O Budismo certamente recomenda que tenhamos uma vida saudável a fim de alcançarmos maior longevidade para que, assim, tenhamos mais tempo na prática do Dharma. Entretanto, a fixação pelo padrão jovem como metáfora de vida saudável, teme excessivamente a velhice e se obstina pela utópica eterna juventude. Há nesse comportamento uma negação muito clara da finitude. Sobretudo porque o fetichismo da juventude eterna, os ideais de progresso, acumulações, os valores da sociedade e de consumo são antagônicos à ideia de morte. O imediatismo impera! O resultado é uma sociedade atormentada, que busca inutilmente a serenidade e a felicidade não no autoconhecimento, mas em fugas da realidade indiscutível de que um dia deixaremos de existir. O Budista deve empenhar-se em práticas específicas de preparação para a morte. Uma delas é a meditação, que tem por objetivo contemplar a Verdade e a Vacuidade, domar a mente, a ansiedade e as emoções prejudiciais.

Em contrapartida, o extremo oposto ao eternalismo também é uma ilusão. O niilismo, que pode ser definido como uma desvalorização e aniquilação do sentido, causando a ausência de finalidade e de resposta aos “porquês”; considera a existência como mera relação psicofísica que é totalmente aniquilada sem nenhuma consequência restante após a morte. Esta concepção implica em uma doença hedonista, abrindo as portas para o embotamento da consciência e a total negação de suas relações com o todo. Os valores tradicionais depreciam-se e os "princípios e critérios absolutos dissolvem-se". As verdades e os valores tradicionais se despedaçam, tornando-se difícil prosseguir no Caminho da Iluminação.

Renunciar ao eternalismo não significa abraçar o niilismo. A vida não é um vale-tudo, ou seja, não se pode abrir mão de fundamentos, verdades, critérios absolutos ou universais. Portanto, não há como nos isentarmos da responsabilidade pelos nossos atos e o fato de não termos uma alma eterna não implica necessariamente que esta vida não tenha um “objetivo” que valha a pena ser perseguido.
Este antagonismo entre vida e morte se mantém dentro de cada um de nós, é um jogo constante entre dois lados de uma mesma moeda. Focar-se em um dos lados e desprezar o outro consiste em perder-se em um dualismo. Vida e Morte ocorrem concomitantemente; logo precisam ser encaradas como produtos de um único e mesmo fenômeno.
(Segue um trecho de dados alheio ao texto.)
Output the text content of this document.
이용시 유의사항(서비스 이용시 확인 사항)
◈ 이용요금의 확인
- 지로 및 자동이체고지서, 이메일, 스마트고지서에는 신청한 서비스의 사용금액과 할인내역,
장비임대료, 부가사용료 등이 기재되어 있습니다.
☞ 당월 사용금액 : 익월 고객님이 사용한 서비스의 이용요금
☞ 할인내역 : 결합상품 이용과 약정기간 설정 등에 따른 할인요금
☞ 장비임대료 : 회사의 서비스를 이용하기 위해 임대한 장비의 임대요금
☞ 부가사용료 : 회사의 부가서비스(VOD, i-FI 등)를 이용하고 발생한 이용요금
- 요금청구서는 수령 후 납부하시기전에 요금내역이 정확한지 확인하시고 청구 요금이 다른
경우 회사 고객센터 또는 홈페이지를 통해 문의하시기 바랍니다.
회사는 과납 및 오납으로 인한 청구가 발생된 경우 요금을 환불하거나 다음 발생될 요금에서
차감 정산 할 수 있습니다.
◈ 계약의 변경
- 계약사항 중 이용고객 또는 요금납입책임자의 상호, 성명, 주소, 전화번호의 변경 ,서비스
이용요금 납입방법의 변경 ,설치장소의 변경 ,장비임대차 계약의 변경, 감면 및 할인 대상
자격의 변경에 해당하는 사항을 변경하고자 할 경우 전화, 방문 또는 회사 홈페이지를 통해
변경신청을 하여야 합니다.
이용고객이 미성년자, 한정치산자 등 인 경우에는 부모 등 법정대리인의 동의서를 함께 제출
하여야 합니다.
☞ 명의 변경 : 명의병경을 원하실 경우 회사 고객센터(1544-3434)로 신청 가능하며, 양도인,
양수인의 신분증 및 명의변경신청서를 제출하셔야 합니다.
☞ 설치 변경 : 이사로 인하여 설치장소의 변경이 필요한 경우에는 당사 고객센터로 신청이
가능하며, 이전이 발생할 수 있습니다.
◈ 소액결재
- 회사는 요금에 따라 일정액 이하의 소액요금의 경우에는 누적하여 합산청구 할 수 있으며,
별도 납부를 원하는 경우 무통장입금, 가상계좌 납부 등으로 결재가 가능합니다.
Ater-se apenas às forças da vida é apenas concentrar-se em um lado da moeda; esta ênfase prejudica qualquer reflexão sobre a morte e a efemeridade. Quem assim procede, mesmo que de forma inconsciente, julga-se imune ao envelhecimento, doença e morte. Essa concepção de vida faz com que, guiados “cegamente” por outras prioridades, pais percam a oportunidade de participar da infância dos filhos e que os filhos não usufruam da breve presença dos pais neste mundo; além de não preparar a própria pessoa a infortúnios e enfermidades inevitáveis. O resultado desse proceder é um amargo karma, indissolúvel, uma vez que o tempo não volta atrás. Em contrapartida, somente focar-se na “força destrutiva constante” alimenta o pessimismo e as atitudes de auto sabotagem, por exemplo, a vida perde seu sabor, e tudo mais “não vale a pena”. Da conciliação dessas forças aparentemente contraditórias, porém oriundas de um mesmo fenômeno, surgiria o equilíbrio e o vigor mental necessários para que o grande sim que a vida merece seja dito, mesmo em meio aos seus percalços e tragicidades. Assim, a finitude inevitável atuaria como mola propulsora para o correto aproveitamento dos efêmeros momentos, enquanto, ao mesmo tempo, o florescer diário incessante, atuaria com uma motivação para um viver intenso, consistente e com um propósito. O Caminho do Meio é este equilíbrio, pois ao contrário dos extremos, ele seria então capaz de produzir uma compreensão que guia para a serenidade verdadeira, é um conhecimento superior, o Caminho para a Iluminação.

Asceticismo e o Nobre Caminho

O Sutra também propõe o asceticismo como uma das ferramentas para a Iluminação. O caminho ascético expressa-se como algo contínuo, uma progressiva ascensão que realiza estados do ser, proporcionando autocontrole e domínio sobre os sentidos. Desta forma, o asceta deve se policiar contra os perigos do apego aos prazeres, da jactância e hipocrisia, bem como, não deve agir com expectativas de reconhecimento ou recompensas. Isso não implica, contudo, em uma vida sem nenhum prazer; o divertimento é permitido e até aconselhável, contanto que este não seja objeto de apego e esteja alicerçado à ética ensinada pelo Dharma.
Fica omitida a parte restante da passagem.